Ness Technologies (NASDAQ: NSTC), a global provider of IT services and solutions [based in Israel, provides outsourcing, system integration and application development, software and consulting, and quality assurance and training in Israel, North America, Europe, and Asia].
Quarterly revenues were up 29% year over year, while 2007 revenues were a record $562.3 million, up 19%. GAAP net income was $10.1 million [for 2007], and diluted net earnings per share were 26 cents. Backlog as of December 31, 2007 was a record $734 million, up 21% [over] December 31, 2006.
NSTC also issued [future earnings] guidance. For the full year 2008, Ness expects to generate revenues of $635 million to $655 million and diluted net earnings of $1.00 to $1.05 per share.
Overall, this was a great quarter for the company. They beat non-GAAP earnings estimates by a penny a share and increased their backlog. More importantly the company’s 2008 guidance indicates they do not see a slowdown in their business.
Fundamentally, this stock is cheap. Even after we take into account future share dilution, the stock still looks cheap. One area of concern is that revenue growth is slowing, but for the time being, it is not a major concern. Currently, the stock trades [slightly below $10], just nine times forward EPS. Look for this stock to climb higher this year as the market recovers. We maintain our target price of $16.50 based on a forward PE of 14x [projected 2009 earnings of $1.18 a share].
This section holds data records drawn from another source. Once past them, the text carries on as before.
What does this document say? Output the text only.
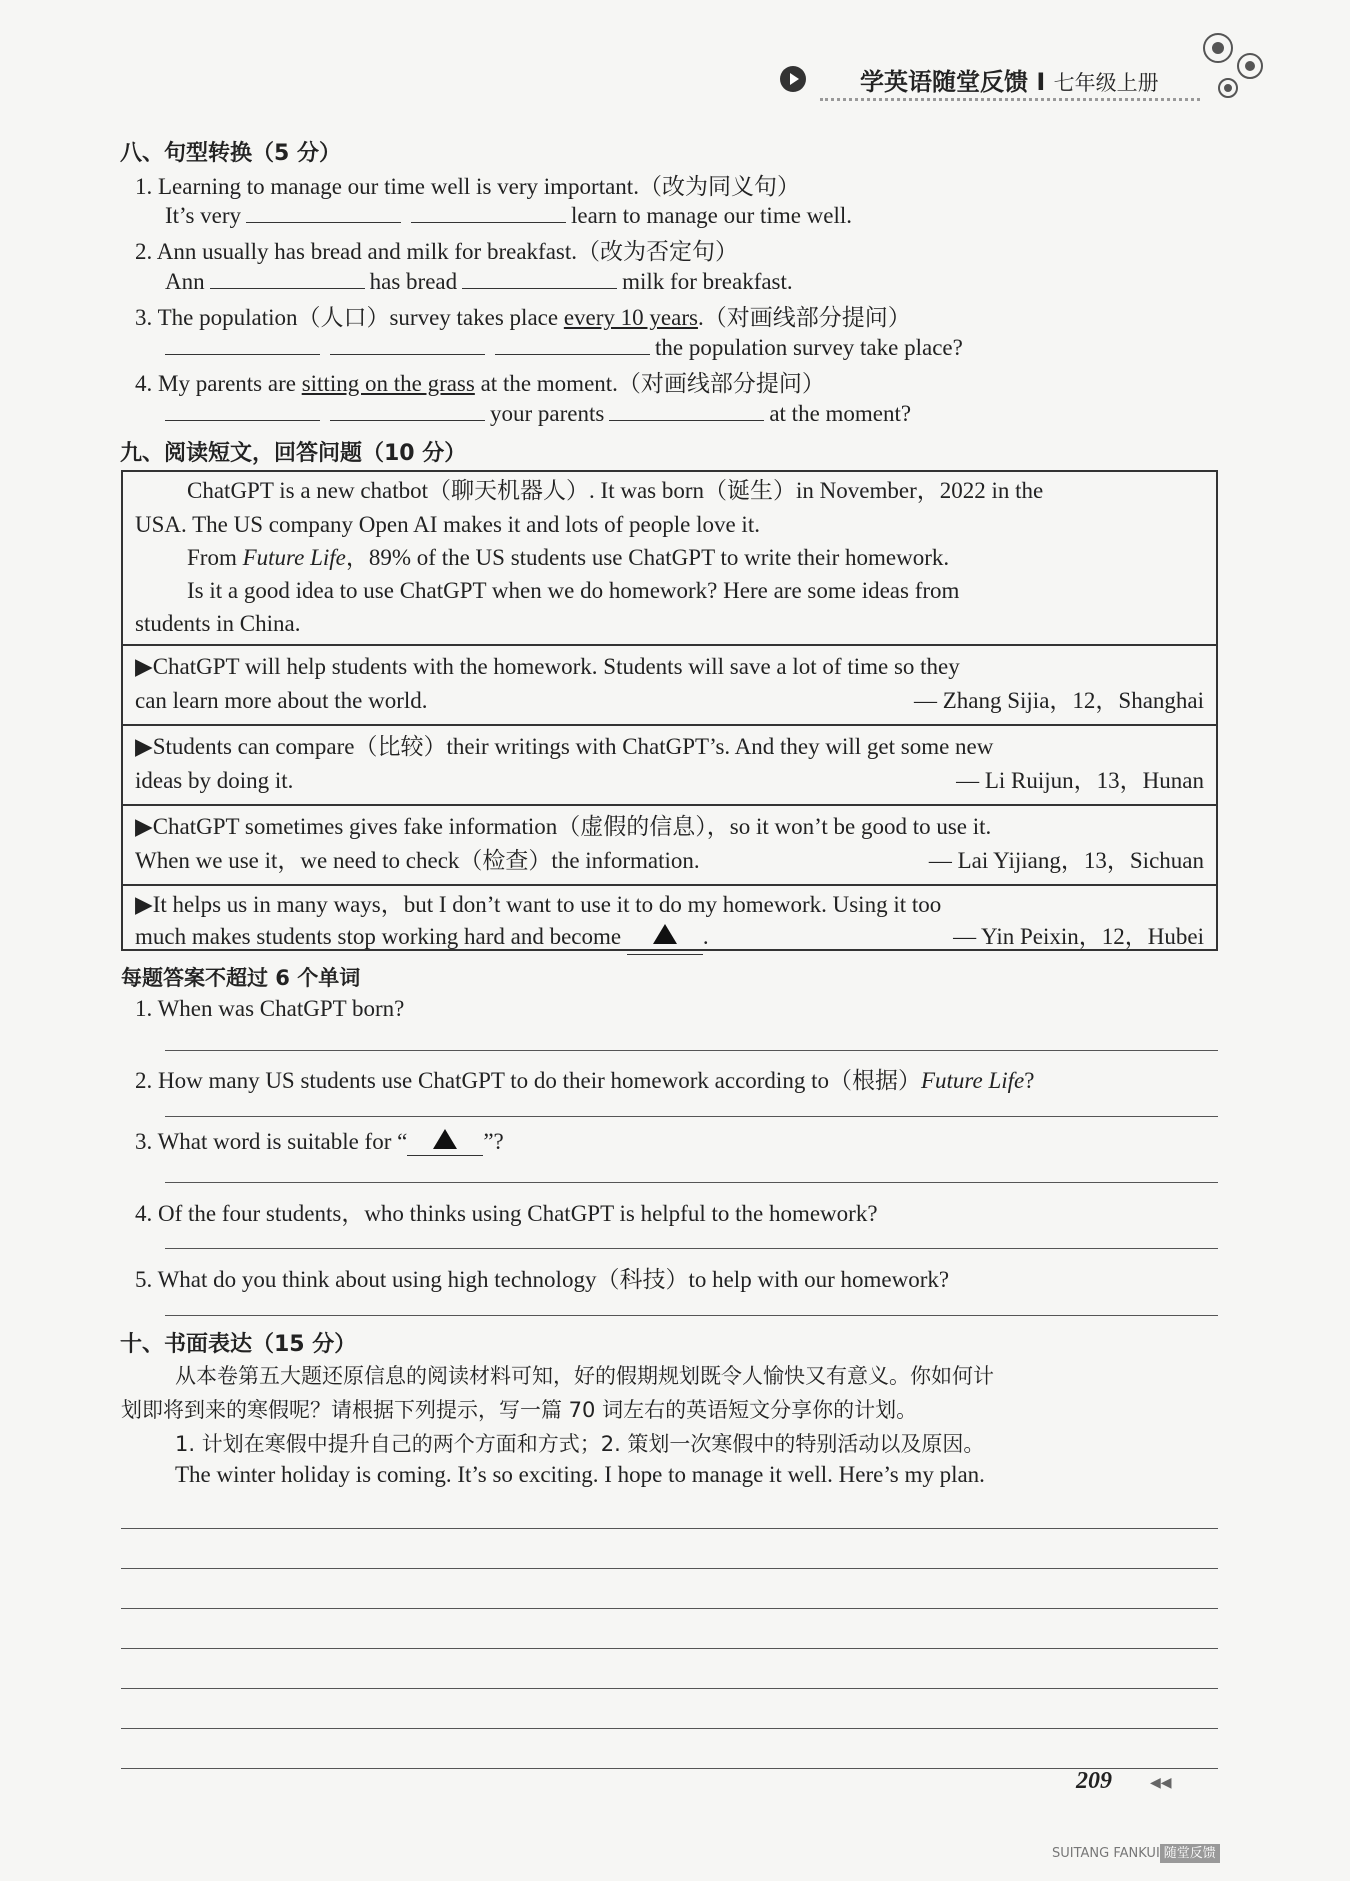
学英语随堂反馈 I 七年级上册
八、句型转换（5 分）
1. Learning to manage our time well is very important.（改为同义句）
It’s very	learn to manage our time well.
2. Ann usually has bread and milk for breakfast.（改为否定句）
Ann	has bread	milk for breakfast.
3. The population（人口）survey takes place every 10 years.（对画线部分提问）
the population survey take place?
4. My parents are sitting on the grass at the moment.（对画线部分提问）
your parents	at the moment?
九、阅读短文，回答问题（10 分）
ChatGPT is a new chatbot（聊天机器人）. It was born（诞生）in November，2022 in the
USA. The US company Open AI makes it and lots of people love it.
From Future Life，89% of the US students use ChatGPT to write their homework.
Is it a good idea to use ChatGPT when we do homework? Here are some ideas from
students in China.
▶ChatGPT will help students with the homework. Students will save a lot of time so they
can learn more about the world.	— Zhang Sijia，12，Shanghai
▶Students can compare（比较）their writings with ChatGPT’s. And they will get some new
ideas by doing it.	— Li Ruijun，13，Hunan
▶ChatGPT sometimes gives fake information（虚假的信息），so it won’t be good to use it.
When we use it，we need to check（检查）the information.	— Lai Yijiang，13，Sichuan
▶It helps us in many ways，but I don’t want to use it to do my homework. Using it too
much makes students stop working hard and become	.	— Yin Peixin，12，Hubei
每题答案不超过 6 个单词
1. When was ChatGPT born?
2. How many US students use ChatGPT to do their homework according to（根据）Future Life?
3. What word is suitable for “	”?
4. Of the four students，who thinks using ChatGPT is helpful to the homework?
5. What do you think about using high technology（科技）to help with our homework?
十、书面表达（15 分）
从本卷第五大题还原信息的阅读材料可知，好的假期规划既令人愉快又有意义。你如何计
划即将到来的寒假呢？请根据下列提示，写一篇 70 词左右的英语短文分享你的计划。
1. 计划在寒假中提升自己的两个方面和方式；2. 策划一次寒假中的特别活动以及原因。
The winter holiday is coming. It’s so exciting. I hope to manage it well. Here’s my plan.
209	◀◀
SUITANG FANKUI 随堂反馈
Dawson Geophysical (NASDAQ: DWSN), based in Midland, Texas, provides [two-dimensional and three-dimensional seismic data for oil and gas companies].
Revenues for the first quarter [of fiscal 2008] ending December 31, 2007 were $77.6 million, an increase of 45% over the same quarter in fiscal 2007. Net income for the quarter was $7.7 million (or $1.01 per share), compared with $5.4 million (72 cents a share) in the same quarter of fiscal 2007—an increase of 42%. The company had no new outlook for the year.
The revenue growth was impressive, but the company missed on earnings. Growth prospects remain strong and we like the space in which Dawson operates. Dawson currently trades [below $55], which is only 12x the current earnings estimate of $4.47 per share. Any US slowdown should not affect Dawson’s business, and as a result companies like Dawson deserve premiums. Our target price of $95.00 results in a forward P/E of 20x [projected earnings of $4.65 in the fiscal year ending September 2009.]